Identify column di WHERE / JOIN / ORDER BY clause.
Pilih type:
- Equality + range + sort di scalar column → B-Tree
- Array, JSONB, full-text search → GIN
- Time-series large data → BRIN
- Geographic, range type → GiST
- Pure equality high cardinality → Hash (sometimes)
Test impact: EXPLAIN lagi after index. Speedup-nya masuk akal? Cek juga write performance impact.
Monitor production: query performance metrics, index hit rate.

Tools yang Membantu

pg_stat_statements: extension PostgreSQL yang track slow query. Identifikasi candidate untuk indexing.
pg_stat_user_indexes: lihat index hit rate. Index dengan rate rendah = candidate untuk drop.
EXPLAIN.depesz.com: visualize query plan, easier untuk identify bottleneck.
pgBadger: log analyzer yang bisa highlight problem query patterns.

Penutup

Indexing adalah trade-off art. Speed up read, slow down write. Storage cost. Maintenance burden. Tapi untuk most app, query performance bottleneck bisa di-solve dengan right index setup.

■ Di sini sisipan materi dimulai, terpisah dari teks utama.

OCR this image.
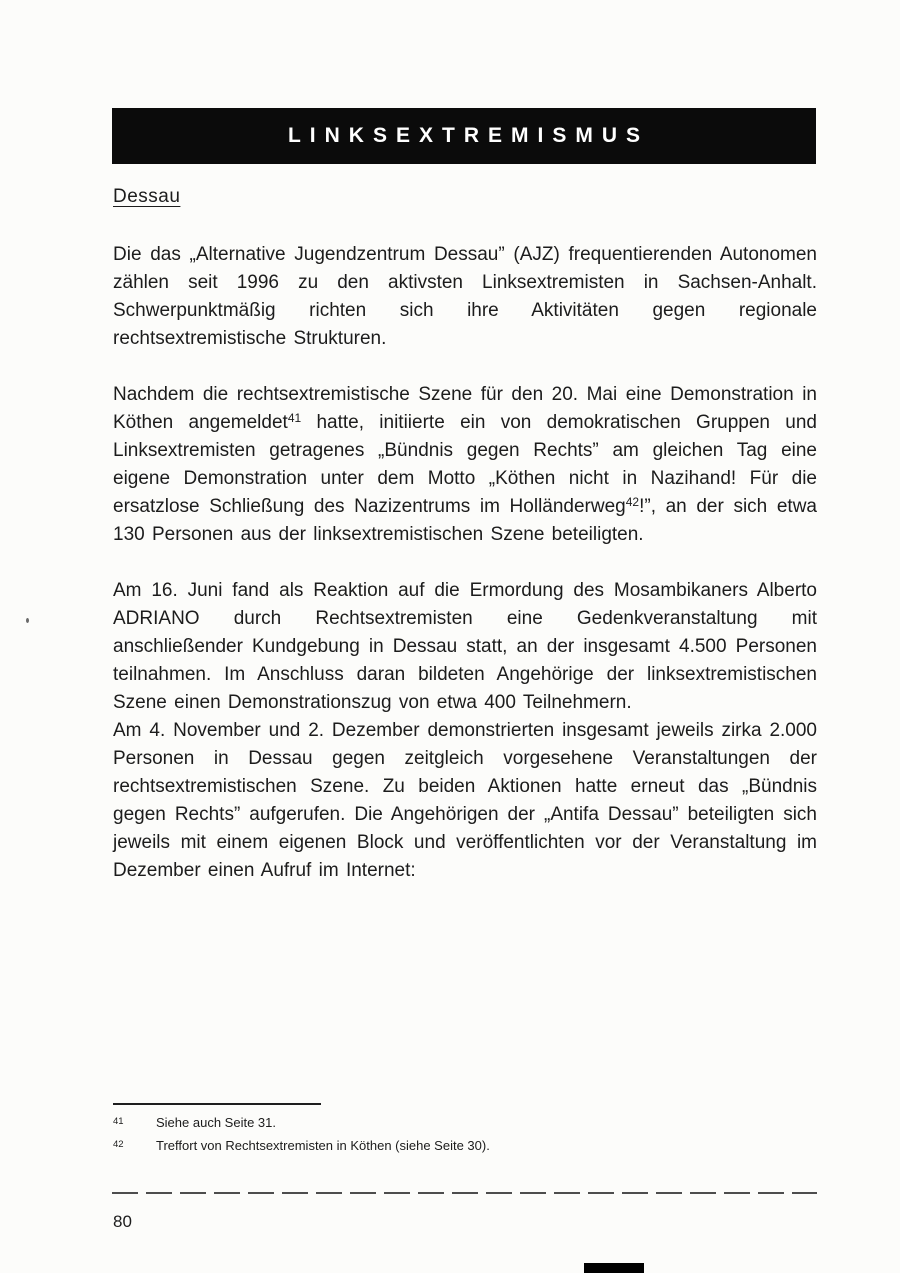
LINKSEXTREMISMUS
Dessau

Die das „Alternative Jugendzentrum Dessau” (AJZ) frequentierenden Autonomen zählen seit 1996 zu den aktivsten Linksextremisten in Sachsen-Anhalt. Schwerpunktmäßig richten sich ihre Aktivitäten gegen regionale rechtsextremistische Strukturen.

Nachdem die rechtsextremistische Szene für den 20. Mai eine Demonstration in Köthen angemeldet$^{41}$ hatte, initiierte ein von demokratischen Gruppen und Linksextremisten getragenes „Bündnis gegen Rechts” am gleichen Tag eine eigene Demonstration unter dem Motto „Köthen nicht in Nazihand! Für die ersatzlose Schließung des Nazizentrums im Holländerweg$^{42}$!”, an der sich etwa 130 Personen aus der linksextremistischen Szene beteiligten.

Am 16. Juni fand als Reaktion auf die Ermordung des Mosambikaners Alberto ADRIANO durch Rechtsextremisten eine Gedenkveranstaltung mit anschließender Kundgebung in Dessau statt, an der insgesamt 4.500 Personen teilnahmen. Im Anschluss daran bildeten Angehörige der linksextremistischen Szene einen Demonstrationszug von etwa 400 Teilnehmern.

Am 4. November und 2. Dezember demonstrierten insgesamt jeweils zirka 2.000 Personen in Dessau gegen zeitgleich vorgesehene Veranstaltungen der rechtsextremistischen Szene. Zu beiden Aktionen hatte erneut das „Bündnis gegen Rechts” aufgerufen. Die Angehörigen der „Antifa Dessau” beteiligten sich jeweils mit einem eigenen Block und veröffentlichten vor der Veranstaltung im Dezember einen Aufruf im Internet:

41	Siehe auch Seite 31.
42	Treffort von Rechtsextremisten in Köthen (siehe Seite 30).
80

Start simple: B-Tree di kolom yang sering di WHERE/JOIN. Composite index untuk multi-column predicate. Profile dulu, tambah index later. Avoid premature indexing.

Untuk app dengan data type kompleks (JSONB, arrays, geographic), specialized index (GIN, GiST) bisa game-changer untuk specific query. Tapi tetep, validate via profiling dulu.

Yang ngga boleh: skip belajar EXPLAIN. Reading query plan adalah skill core untuk backend dev. 30 menit invest belajar, save banyak debugging time di production.